T cell acute lymphoblastic leukemia (T-ALL) is an aggressive malignancy associated with Notch pathway mutations. While both normal activated and leukemic T cells can utilize aerobic glycolysis to support proliferation, it is unclear to what extent these cell populations are metabolically similar and if differences reveal T-ALL vulnerabilities. Here we show that aerobic glycolysis is surprisingly less active in T-ALL cells than proliferating normal T cells and that T-ALL cells are metabolically distinct.

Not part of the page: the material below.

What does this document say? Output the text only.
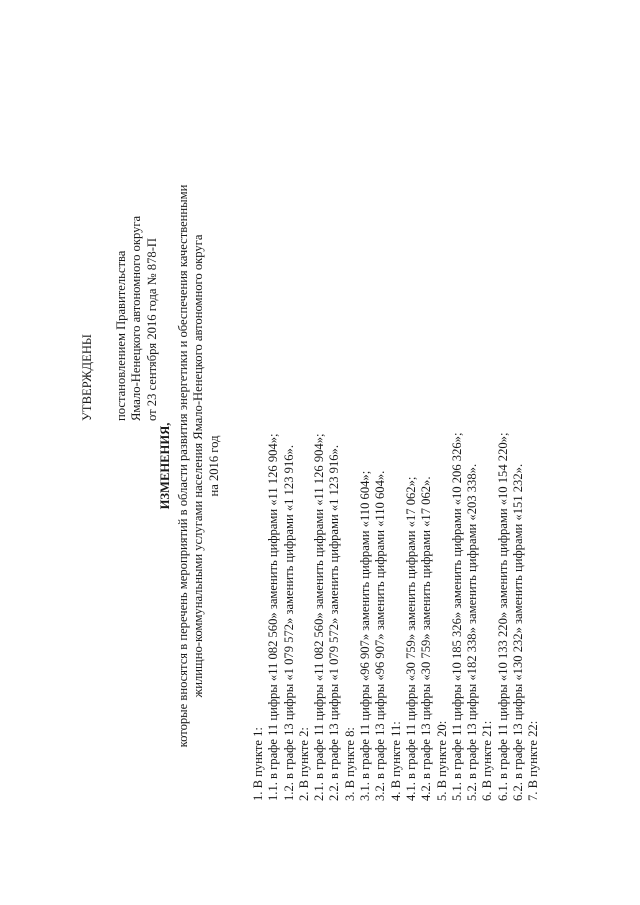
УТВЕРЖДЕНЫ постановлением Правительства Ямало-Ненецкого автономного округа от 23 сентября 2016 года № 878-П
ИЗМЕНЕНИЯ, которые вносятся в перечень мероприятий в области развития энергетики и обеспечения качественными жилищно-коммунальными услугами населения Ямало-Ненецкого автономного округа на 2016 год
1. В пункте 1: 1.1. в графе 11 цифры «11 082 560» заменить цифрами «11 126 904»; 1.2. в графе 13 цифры «1 079 572» заменить цифрами «1 123 916». 2. В пункте 2: 2.1. в графе 11 цифры «11 082 560» заменить цифрами «11 126 904»; 2.2. в графе 13 цифры «1 079 572» заменить цифрами «1 123 916». 3. В пункте 8: 3.1. в графе 11 цифры «96 907» заменить цифрами «110 604»; 3.2. в графе 13 цифры «96 907» заменить цифрами «110 604». 4. В пункте 11: 4.1. в графе 11 цифры «30 759» заменить цифрами «17 062»; 4.2. в графе 13 цифры «30 759» заменить цифрами «17 062». 5. В пункте 20: 5.1. в графе 11 цифры «10 185 326» заменить цифрами «10 206 326»; 5.2. в графе 13 цифры «182 338» заменить цифрами «203 338». 6. В пункте 21: 6.1. в графе 11 цифры «10 133 220» заменить цифрами «10 154 220»; 6.2. в графе 13 цифры «130 232» заменить цифрами «151 232». 7. В пункте 22:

Oncogenic Notch promoted glycolysis but also induced metabolic stress that activated 5' AMP-activated kinase (AMPK). Unlike stimulated T cells, AMPK actively restrained aerobic glycolysis in T-ALL cells through inhibition of mTORC1 while promoting oxidative metabolism and mitochondrial Complex I activity. Importantly, AMPK deficiency or inhibition of Complex I led to T-ALL cell death and reduced disease burden. Thus, AMPK simultaneously inhibits anabolic growth signaling and is essential to promote mitochondrial pathways that mitigate metabolic stress and apoptosis in T-ALL.